July 30th, 2008 at 10:47 am
With the images switched, it would also look like Jesus was staring at his butt.
-robin
July 30th, 2008 at 12:52 pm
I’m with you, robin. Is Jesus getting a load of this guy’s nads? Sure looks that way.
July 31st, 2008 at 1:55 pm
What a lovely combination. In other tattoo news, Zune Guy is now pissed off at Microsoft and is getting his Zune tattoos removed/overwritten, and he bought an iPod.
August 2nd, 2008 at 6:55 am
Yeah, Jesus is totally looking up the guy’s shorts.

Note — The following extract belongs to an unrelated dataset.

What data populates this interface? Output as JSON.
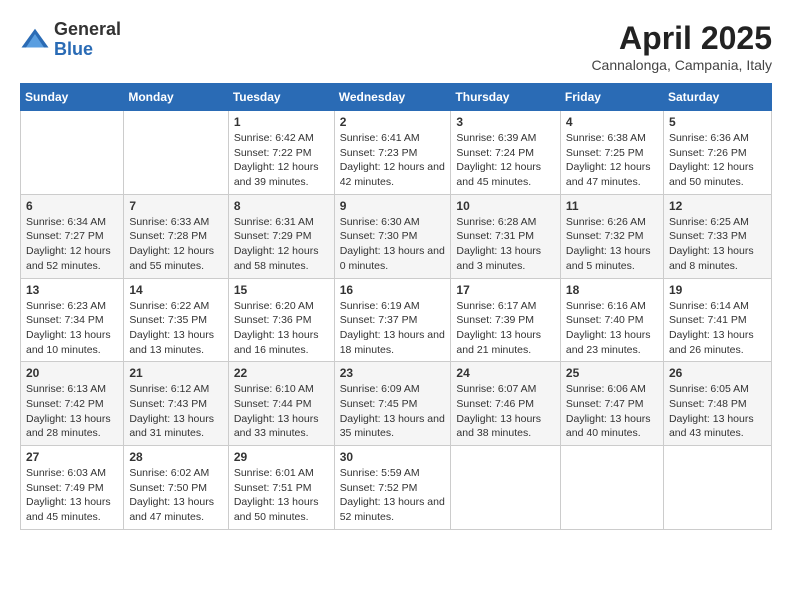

August 2nd, 2008 at 7:53 am
Satan looks eerily like Tom Arnold.
August 2nd, 2008 at 11:37 am
I just love how Jesus has some red bumps right in the middle of his forehead XD
August 2nd, 2008 at 6:59 pm
“Hey, Jesus! HEEeeeRE’s Johnny!”
Why does Jack Nicholson look so happy, while Jesus looks like he’d rather be anywhere else but on this guy’s hairy gam? Other than the fact that he’s the supposed Son of God, and he’s being forced to check out this guy’s package for as long as it lasts? Why do people feel compelled to do this kind of shit? Why not just tattoo “STUPID” or “RETARD” right on their foreheads, saving us the trouble of looking at the rest of their anatomy to figure it out?
August 3rd, 2008 at 10:11 pm
Looks like something only a redneck would do,that’s all I can say,LOL.